Wednesday, May 8, 2013

Out of My Hands

We did it.  Today, L and I got her birth certificate out of our Safety Deposit Box at the bank, and took it to the Elementary School to enroll her for 2nd grade next year.  The paperwork has been filled out, signatures signed, i's dotted, and t's crossed.  All done.

I'm going to have more "free time" next Fall than I ever have before in my life.  I'll have no more excuses for not having dinner ready when JP finally arrives home each evening.  Oh, I'll fill it up all right.  I'm sure I'll FEEL just as busy as always, but I just might get a few more of those things done that have been on my "To Do" list forever.

At the same time, I feel a bit sad.  I can't believe that my baby will be leaving me, or that my home schooling adventure will be over...at least for the time being.  My goal, when I ventured into home schooling, was to provide the best education that I could for as long as possible.  I think I've achieved that.

I sat down out in the soft, green grass to chat with J this afternoon.  I have been feeling guilty that her last year at home was so stressful, and there was so much yelling and crying from both of us.  It was a rough year.  I apologised to her about it.  She assured me it was alright, and then told me that she missed some things still:  the Art History, the History and Science.

After I informed her that the local Library contains many, many books on those subjects, J launched excitedly into her plans for the summer.  "I want to do a lot of reading," she said. 

We talked about other things that we hoped to achieve this summer.  It was a wonderful moment to spend with my blossoming older daughter.

"You know, you have a lot of things to work on too, Mommy."  she announced. 

"I know," I told her.  "I've been really working on yelling less.  Don't you think it's better?"

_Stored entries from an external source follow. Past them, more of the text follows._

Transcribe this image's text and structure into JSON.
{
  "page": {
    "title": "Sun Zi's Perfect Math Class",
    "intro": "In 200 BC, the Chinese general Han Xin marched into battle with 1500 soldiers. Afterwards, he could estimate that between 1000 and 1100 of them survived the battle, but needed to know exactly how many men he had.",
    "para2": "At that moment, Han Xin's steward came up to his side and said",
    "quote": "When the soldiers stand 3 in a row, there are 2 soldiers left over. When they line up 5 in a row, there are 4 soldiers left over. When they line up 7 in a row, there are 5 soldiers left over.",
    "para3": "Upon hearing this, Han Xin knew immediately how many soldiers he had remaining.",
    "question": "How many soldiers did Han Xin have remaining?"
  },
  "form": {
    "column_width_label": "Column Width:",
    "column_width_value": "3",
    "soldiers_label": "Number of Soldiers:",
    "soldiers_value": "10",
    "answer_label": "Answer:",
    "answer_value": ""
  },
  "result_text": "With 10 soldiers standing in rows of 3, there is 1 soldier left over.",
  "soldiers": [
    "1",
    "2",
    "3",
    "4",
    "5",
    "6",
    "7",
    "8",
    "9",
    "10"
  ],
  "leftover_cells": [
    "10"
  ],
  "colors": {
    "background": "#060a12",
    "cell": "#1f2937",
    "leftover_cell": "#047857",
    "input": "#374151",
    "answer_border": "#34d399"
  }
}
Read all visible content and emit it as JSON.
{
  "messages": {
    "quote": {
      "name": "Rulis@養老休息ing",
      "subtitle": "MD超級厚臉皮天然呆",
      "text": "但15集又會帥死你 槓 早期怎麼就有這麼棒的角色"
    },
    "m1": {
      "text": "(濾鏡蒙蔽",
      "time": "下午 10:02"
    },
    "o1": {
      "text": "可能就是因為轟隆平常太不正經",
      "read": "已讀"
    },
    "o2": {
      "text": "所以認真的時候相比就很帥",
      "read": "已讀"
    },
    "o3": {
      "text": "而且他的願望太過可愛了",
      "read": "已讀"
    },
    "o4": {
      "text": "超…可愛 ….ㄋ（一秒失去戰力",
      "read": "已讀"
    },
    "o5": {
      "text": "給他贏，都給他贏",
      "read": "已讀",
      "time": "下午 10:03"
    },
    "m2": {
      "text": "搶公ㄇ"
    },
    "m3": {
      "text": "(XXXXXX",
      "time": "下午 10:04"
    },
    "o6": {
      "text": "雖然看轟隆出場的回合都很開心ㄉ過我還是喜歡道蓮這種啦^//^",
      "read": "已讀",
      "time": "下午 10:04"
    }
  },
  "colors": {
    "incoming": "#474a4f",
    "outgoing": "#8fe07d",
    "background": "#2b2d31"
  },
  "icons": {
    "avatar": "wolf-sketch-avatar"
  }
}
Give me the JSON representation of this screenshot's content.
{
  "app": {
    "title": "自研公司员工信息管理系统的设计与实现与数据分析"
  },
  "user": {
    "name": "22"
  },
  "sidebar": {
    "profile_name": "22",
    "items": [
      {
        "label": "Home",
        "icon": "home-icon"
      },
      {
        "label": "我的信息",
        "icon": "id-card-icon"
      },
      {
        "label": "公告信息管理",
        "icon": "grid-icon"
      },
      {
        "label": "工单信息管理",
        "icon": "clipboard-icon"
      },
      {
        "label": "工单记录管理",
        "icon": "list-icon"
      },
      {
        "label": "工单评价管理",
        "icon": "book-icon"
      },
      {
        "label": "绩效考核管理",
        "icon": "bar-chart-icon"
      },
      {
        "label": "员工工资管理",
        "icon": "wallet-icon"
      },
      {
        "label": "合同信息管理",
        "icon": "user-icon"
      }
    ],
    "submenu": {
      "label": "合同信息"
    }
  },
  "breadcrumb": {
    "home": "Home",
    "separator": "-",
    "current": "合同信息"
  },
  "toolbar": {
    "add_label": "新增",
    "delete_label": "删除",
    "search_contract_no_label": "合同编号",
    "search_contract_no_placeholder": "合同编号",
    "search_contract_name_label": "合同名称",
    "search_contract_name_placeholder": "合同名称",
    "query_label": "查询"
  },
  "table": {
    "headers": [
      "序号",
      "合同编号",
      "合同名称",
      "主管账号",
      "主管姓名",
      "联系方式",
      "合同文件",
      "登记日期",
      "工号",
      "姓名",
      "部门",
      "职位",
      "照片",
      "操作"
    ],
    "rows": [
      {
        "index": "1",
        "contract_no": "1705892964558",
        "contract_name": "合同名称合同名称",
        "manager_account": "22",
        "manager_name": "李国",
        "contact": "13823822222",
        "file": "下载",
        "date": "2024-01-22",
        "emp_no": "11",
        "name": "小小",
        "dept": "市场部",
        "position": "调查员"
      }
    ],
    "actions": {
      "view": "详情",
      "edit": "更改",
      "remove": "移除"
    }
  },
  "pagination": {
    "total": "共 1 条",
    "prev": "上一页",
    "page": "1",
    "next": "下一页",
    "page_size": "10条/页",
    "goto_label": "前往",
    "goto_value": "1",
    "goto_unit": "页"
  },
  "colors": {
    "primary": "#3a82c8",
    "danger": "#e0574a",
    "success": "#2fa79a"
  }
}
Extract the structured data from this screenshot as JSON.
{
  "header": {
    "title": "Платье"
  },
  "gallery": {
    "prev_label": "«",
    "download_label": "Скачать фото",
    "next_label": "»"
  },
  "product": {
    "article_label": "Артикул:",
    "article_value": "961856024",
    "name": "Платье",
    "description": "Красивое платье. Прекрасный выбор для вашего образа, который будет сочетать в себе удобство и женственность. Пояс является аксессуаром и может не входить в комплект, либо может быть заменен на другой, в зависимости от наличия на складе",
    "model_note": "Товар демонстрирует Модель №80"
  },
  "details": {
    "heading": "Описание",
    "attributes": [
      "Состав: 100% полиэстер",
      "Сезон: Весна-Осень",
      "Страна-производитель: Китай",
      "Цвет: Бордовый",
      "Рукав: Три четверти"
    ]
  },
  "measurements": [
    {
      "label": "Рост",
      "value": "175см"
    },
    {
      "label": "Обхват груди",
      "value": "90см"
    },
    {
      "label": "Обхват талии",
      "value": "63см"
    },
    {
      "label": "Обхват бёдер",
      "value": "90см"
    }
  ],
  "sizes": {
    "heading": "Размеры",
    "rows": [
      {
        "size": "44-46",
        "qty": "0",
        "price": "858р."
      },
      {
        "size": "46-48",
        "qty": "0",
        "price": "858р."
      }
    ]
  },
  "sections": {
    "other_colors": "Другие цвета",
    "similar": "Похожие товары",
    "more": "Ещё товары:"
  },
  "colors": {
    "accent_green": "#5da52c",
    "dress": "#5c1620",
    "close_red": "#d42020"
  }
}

"Oh yes," she replied, taking my chin in her hand.  She traced the dark circles under my eyes with a finger.  "You see these?"  she asked.  "You work too much."

I work too much, all the while my little girls are growing up.

Then my Doctor phoned.  She reported that my mammograms this morning were changed from last year's.  I think she commented on a "consolidation on the left" that was new.  More mammograms and ultrasounds will be ordered.  It is unlikely that there is a problem, but it's difficult not to worry a tiny bit, especially since another friend has recently been diagnosed with Breast Cancer.

Deep breath.  Release.  Let it go.

It's all out of my hands:  the "consolidation", new educational opportunities,  girls growing up.  I have to just let it happen, roll with it, and enjoy the ride.

1 comment:

Kimberly Long Cockroft said...

You did it! Wow! Your year next year will be so much freer. I think L will love school.

Oh, I feel so much the anxiety that goes along with the breast stuff. You're right to try to worry as little as possible, and all the tests, etc. are such a nuisance. I hate all that.

I'm glad you had such a tender moment with J. Those times are rare but o, so sweet.